Foi um avanço para os movimentos sociais termos essa turma. A FioCruz abriu essa oportunidade e foi parceira nesse processo de construção. Agora, frente ao contexto político que a gente se encontra, não temos muitas certezas sobre a continuidade [do mestrado]. No encerramento, a diretoria da ENSP se colocou à disposição para dialogar e formar uma nova turma, mas também colocou as limitações frente ao golpe e o fortalecimento das forças de direita.
Sobre a sua pesquisa, poderia falar sobre os “territórios livres de agrotóxicos e transgênicos”?

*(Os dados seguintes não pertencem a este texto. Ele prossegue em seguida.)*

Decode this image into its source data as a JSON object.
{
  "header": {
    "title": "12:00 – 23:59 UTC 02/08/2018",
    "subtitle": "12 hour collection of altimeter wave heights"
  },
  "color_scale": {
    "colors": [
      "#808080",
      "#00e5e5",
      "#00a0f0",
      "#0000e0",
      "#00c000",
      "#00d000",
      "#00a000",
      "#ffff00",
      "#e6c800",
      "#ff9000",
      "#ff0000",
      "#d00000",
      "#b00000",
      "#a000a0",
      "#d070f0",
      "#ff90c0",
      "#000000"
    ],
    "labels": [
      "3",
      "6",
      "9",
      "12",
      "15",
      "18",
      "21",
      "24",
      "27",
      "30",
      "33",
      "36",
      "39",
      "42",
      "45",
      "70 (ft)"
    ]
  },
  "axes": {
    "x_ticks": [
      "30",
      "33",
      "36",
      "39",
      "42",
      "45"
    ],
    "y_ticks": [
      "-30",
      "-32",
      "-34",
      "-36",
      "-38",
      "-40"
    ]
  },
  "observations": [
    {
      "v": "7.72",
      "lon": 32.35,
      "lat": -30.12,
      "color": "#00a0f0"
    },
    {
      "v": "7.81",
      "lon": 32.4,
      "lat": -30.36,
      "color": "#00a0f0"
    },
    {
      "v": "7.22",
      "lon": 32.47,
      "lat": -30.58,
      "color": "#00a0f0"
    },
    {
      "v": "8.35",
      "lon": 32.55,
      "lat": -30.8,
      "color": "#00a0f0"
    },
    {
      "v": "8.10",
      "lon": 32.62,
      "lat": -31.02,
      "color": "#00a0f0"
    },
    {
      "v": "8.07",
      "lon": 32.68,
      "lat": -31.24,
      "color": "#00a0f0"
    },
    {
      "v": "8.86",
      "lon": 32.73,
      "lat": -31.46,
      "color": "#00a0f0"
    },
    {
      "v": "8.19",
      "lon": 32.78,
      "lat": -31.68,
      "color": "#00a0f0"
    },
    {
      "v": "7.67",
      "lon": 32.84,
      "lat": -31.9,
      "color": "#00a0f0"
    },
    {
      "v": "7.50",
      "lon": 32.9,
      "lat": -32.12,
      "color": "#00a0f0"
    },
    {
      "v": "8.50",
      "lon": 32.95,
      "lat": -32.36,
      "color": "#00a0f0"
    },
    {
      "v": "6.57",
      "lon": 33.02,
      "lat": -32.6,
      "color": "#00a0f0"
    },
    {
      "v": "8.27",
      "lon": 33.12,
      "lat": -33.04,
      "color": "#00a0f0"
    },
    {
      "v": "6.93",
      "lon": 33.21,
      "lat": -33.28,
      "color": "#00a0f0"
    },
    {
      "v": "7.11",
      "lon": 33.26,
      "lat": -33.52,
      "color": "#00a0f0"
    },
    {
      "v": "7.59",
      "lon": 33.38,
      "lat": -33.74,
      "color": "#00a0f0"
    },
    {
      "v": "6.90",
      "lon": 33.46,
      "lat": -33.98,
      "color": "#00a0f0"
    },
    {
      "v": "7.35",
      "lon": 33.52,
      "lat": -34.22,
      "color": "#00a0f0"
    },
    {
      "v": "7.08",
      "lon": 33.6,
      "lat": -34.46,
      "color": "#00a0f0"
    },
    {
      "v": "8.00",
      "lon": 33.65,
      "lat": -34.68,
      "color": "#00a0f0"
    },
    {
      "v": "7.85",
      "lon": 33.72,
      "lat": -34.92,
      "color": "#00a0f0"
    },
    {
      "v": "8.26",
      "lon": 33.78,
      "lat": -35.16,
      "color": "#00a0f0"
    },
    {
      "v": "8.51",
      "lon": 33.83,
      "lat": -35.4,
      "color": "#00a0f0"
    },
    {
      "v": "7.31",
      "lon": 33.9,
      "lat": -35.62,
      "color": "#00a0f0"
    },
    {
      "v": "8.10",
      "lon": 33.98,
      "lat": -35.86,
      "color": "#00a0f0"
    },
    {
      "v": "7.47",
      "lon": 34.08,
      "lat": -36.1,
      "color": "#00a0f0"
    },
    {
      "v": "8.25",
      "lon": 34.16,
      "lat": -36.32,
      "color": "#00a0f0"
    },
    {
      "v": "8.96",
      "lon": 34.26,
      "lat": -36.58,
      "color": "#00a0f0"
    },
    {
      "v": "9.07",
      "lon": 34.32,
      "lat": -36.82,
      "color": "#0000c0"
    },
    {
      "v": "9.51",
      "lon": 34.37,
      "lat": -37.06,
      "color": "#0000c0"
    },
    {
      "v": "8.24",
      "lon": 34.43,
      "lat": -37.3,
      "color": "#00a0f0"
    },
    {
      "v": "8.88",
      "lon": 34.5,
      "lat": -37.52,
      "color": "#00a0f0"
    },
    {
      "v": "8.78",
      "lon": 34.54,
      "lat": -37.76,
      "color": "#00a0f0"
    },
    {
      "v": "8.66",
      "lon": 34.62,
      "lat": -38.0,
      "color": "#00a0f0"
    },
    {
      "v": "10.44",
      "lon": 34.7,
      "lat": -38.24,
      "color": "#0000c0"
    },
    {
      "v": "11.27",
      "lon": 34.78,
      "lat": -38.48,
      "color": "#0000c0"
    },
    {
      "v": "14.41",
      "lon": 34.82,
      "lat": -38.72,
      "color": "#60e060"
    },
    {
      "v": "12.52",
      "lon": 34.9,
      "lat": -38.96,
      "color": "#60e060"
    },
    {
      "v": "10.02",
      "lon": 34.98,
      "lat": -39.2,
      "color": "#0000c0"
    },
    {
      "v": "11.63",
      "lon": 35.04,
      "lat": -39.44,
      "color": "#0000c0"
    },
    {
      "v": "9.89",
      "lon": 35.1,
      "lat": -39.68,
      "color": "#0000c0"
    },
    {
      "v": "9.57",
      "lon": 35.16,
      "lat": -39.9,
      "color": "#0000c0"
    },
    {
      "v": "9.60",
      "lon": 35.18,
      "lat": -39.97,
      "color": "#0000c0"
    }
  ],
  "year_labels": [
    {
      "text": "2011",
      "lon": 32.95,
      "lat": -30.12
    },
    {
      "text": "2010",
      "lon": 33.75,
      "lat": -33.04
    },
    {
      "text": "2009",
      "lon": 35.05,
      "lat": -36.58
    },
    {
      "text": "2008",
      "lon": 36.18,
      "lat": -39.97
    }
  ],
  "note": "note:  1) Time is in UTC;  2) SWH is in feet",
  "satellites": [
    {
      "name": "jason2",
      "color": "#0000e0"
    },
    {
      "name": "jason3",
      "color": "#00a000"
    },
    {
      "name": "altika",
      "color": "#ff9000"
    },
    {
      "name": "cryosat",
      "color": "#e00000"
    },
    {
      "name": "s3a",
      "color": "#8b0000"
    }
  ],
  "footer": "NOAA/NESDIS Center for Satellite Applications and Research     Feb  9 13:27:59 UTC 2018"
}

Fiz um estudo de caso para entender o processo de autodeclaração do Assentamento Roseli Nunes [em Mirassol D’Oeste, no Mato Grosso] como um área livre de agrotóxicos e transgênicos. Para verificar em que esse conceito contribui com a saúde. A partir do momento que a comunidade começa a implantar esse ‘território livre’, está criando estratégias para promover a agroecologia, para promover a saúde no território. Um dos grandes resultados foi criar um processo metodológico participativo, que foi construído junto à comunidade. Lá existe uma área de produção agroecológica há mais de 10 anos. Algo interessante de se falar também é que a pesquisa inclui a discussão da PNAPO [Política Nacional de Agroecologia e Produção Orgânica], já que os territórios livres de agrotóxicos e transgênicos estão previstos na Política e também no Pronara [Programa Nacional para a Redução de Uso de Agrotóxicos], que nem chegou a ser lançado. Então, faço a discussão da Política e do Programa, relacionando os dois ao contexto atual, tendo em vista que vivemos um momento grandes retrocessos no país.
Gilka Resende e Rosilene Miliotti são jornalista da FASE.